Scientific archives, unpublished manuscripts in private or public corpuses: historiographical and methodological approaches

Many historians of science develop detailed studies of inedited documents (or sets of documents): letters, unpublished manuscripts (public or private archives), drafts, communications addressed to academies and learned societies that have just been mentioned in a note of a report, documents published in full in the internal reports or journals of these societies but never communicated outside the restricted circle of its members, notebooks of laboratories or notes taken by students, etc.

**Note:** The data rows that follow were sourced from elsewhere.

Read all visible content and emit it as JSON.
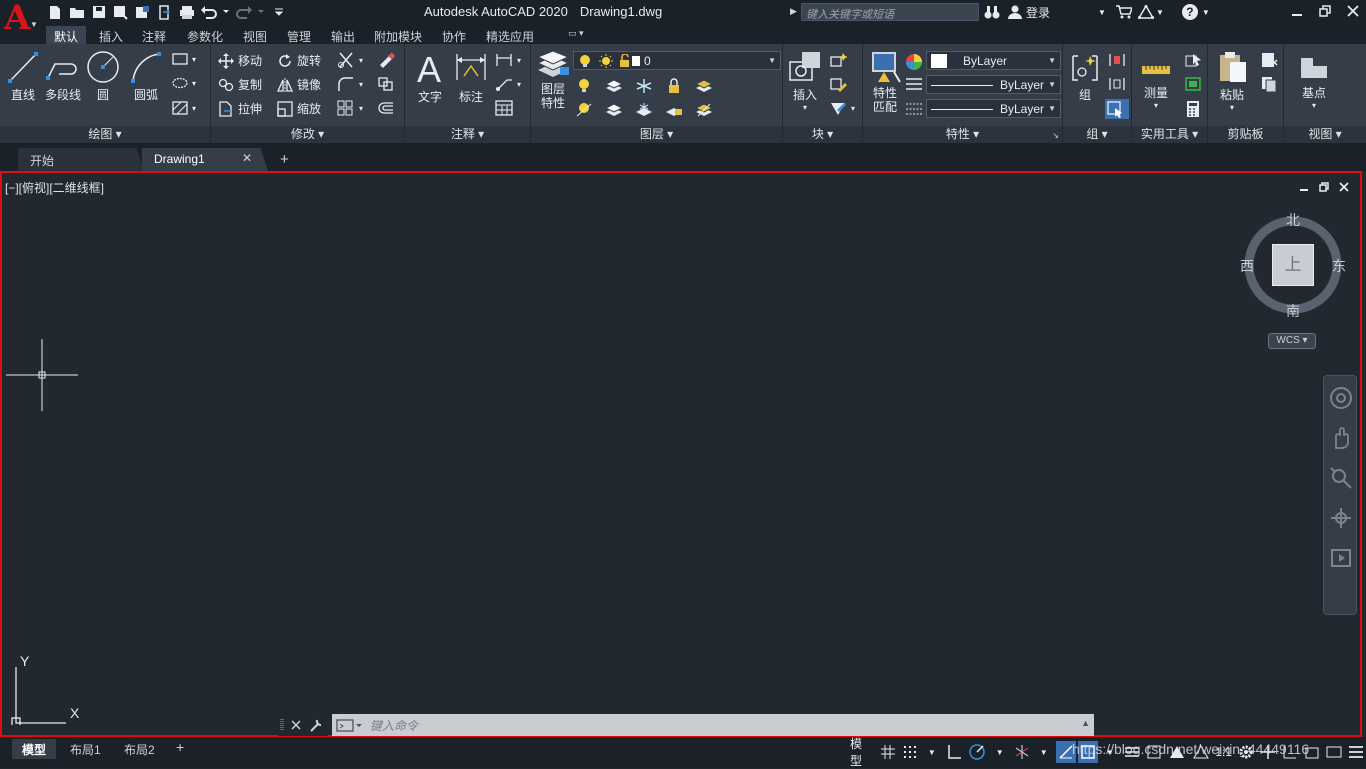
{
  "app": {
    "name": "Autodesk AutoCAD 2020",
    "file": "Drawing1.dwg",
    "logo_letter": "A"
  },
  "search": {
    "placeholder": "键入关键字或短语"
  },
  "account": {
    "login_label": "登录",
    "help_label": "?"
  },
  "ribbon_tabs": [
    "默认",
    "插入",
    "注释",
    "参数化",
    "视图",
    "管理",
    "输出",
    "附加模块",
    "协作",
    "精选应用"
  ],
  "panels": {
    "draw": {
      "title": "绘图 ▾",
      "tools": [
        "直线",
        "多段线",
        "圆",
        "圆弧"
      ]
    },
    "modify": {
      "title": "修改 ▾",
      "rows": [
        "移动",
        "旋转",
        "复制",
        "镜像",
        "拉伸",
        "缩放"
      ]
    },
    "annotation": {
      "title": "注释 ▾",
      "tools": [
        "文字",
        "标注"
      ]
    },
    "layers": {
      "title": "图层 ▾",
      "tool": "图层\n特性",
      "current_layer": "0"
    },
    "block": {
      "title": "块 ▾",
      "tool": "插入"
    },
    "properties": {
      "title": "特性 ▾",
      "tool": "特性\n匹配",
      "color": "ByLayer",
      "linetype": "ByLayer",
      "lineweight": "ByLayer"
    },
    "groups": {
      "title": "组 ▾",
      "tool": "组"
    },
    "utilities": {
      "title": "实用工具 ▾",
      "tool": "测量"
    },
    "clipboard": {
      "title": "剪贴板",
      "tool": "粘贴"
    },
    "view": {
      "title": "视图 ▾",
      "tool": "基点"
    }
  },
  "doc_tabs": {
    "start": "开始",
    "drawing": "Drawing1",
    "close": "✕",
    "new": "+"
  },
  "viewport": {
    "label": "[−][俯视][二维线框]",
    "viewcube": {
      "north": "北",
      "south": "南",
      "east": "东",
      "west": "西",
      "face": "上"
    },
    "wcs": "WCS ▾",
    "ucs": {
      "y": "Y",
      "x": "X"
    }
  },
  "command": {
    "placeholder": "键入命令"
  },
  "layout_tabs": [
    "模型",
    "布局1",
    "布局2"
  ],
  "layout_add": "+",
  "status": {
    "model_label": "模型",
    "scale_label": "1:1",
    "watermark": "https://blog.csdn.net/weixin_44449116"
  },
  "colors": {
    "accent": "#3b6fb0",
    "viewport_border": "#e00d0d",
    "background": "#212830"
  }
}
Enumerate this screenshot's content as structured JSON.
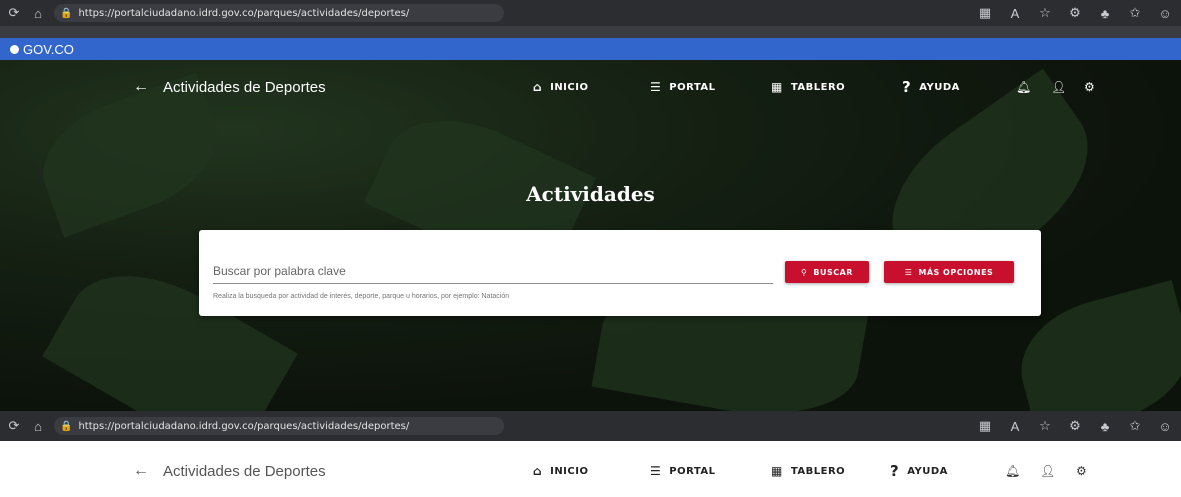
{
  "browser": {
    "url": "https://portalciudadano.idrd.gov.co/parques/actividades/deportes/",
    "icons": [
      "refresh-icon",
      "home-icon",
      "lock-icon",
      "grid-icon",
      "read-icon",
      "star-icon",
      "extensions-icon",
      "profile-icon",
      "favorites-icon",
      "account-icon"
    ]
  },
  "gov_bar": {
    "label": "GOV.CO"
  },
  "nav": {
    "back_label": "Actividades de Deportes",
    "inicio": "INICIO",
    "portal": "PORTAL",
    "tablero": "TABLERO",
    "ayuda": "AYUDA"
  },
  "hero": {
    "title": "Actividades"
  },
  "search": {
    "placeholder": "Buscar por palabra clave",
    "hint": "Realiza la busqueda por actividad de interés, deporte, parque u horarios, por ejemplo: Natación",
    "search_button": "BUSCAR",
    "more_button": "MÁS OPCIONES"
  },
  "colors": {
    "accent": "#c8102e",
    "gov_blue": "#3366cc",
    "browser_bar": "#2b2d31"
  }
}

The contents of those works enrich or transform our historical knowledge of the disciplines involved and often modify the historiography itself. In this symposium it seems interesting to encourage the exchange of experiences between researchers working individually or in teams on such corpuses.
Will be presented:
- First: the contributions which show how the study of such documents can supplement (or understand better or even correct) studies based solely on published literature, and can also complete the biographies and bibliographies of the authors of the original documents, or the scientists quoted in those papers. - Secondly: the original studies of these texts (contents analysis in scientific and historical perspectives). - Third: the contributions dealing with research programs (individual or collective) focused on some corpuses of archives or unpublished scientific papers: circumstances of their rediscovery, purposes of the researchers, forms of communication of the results of those studies (theses, analysis and editing of texts, online websites dedicated to them, etc.). - Fourth: the description or inventory of such corpuses of archives and all kinds of related information. For example: what has been preserved, by whom, where and why? These archives are they from a single source or have they been established through national or international exchanges? Etc. - And finally, of course, all contributions that will show how such researches have contributed to enrich the historiography and to support the work of historians of science. It will also be interesting to compare the methodologies used by researchers or research teams. Conferences on these methodologies will therefore also be welcome.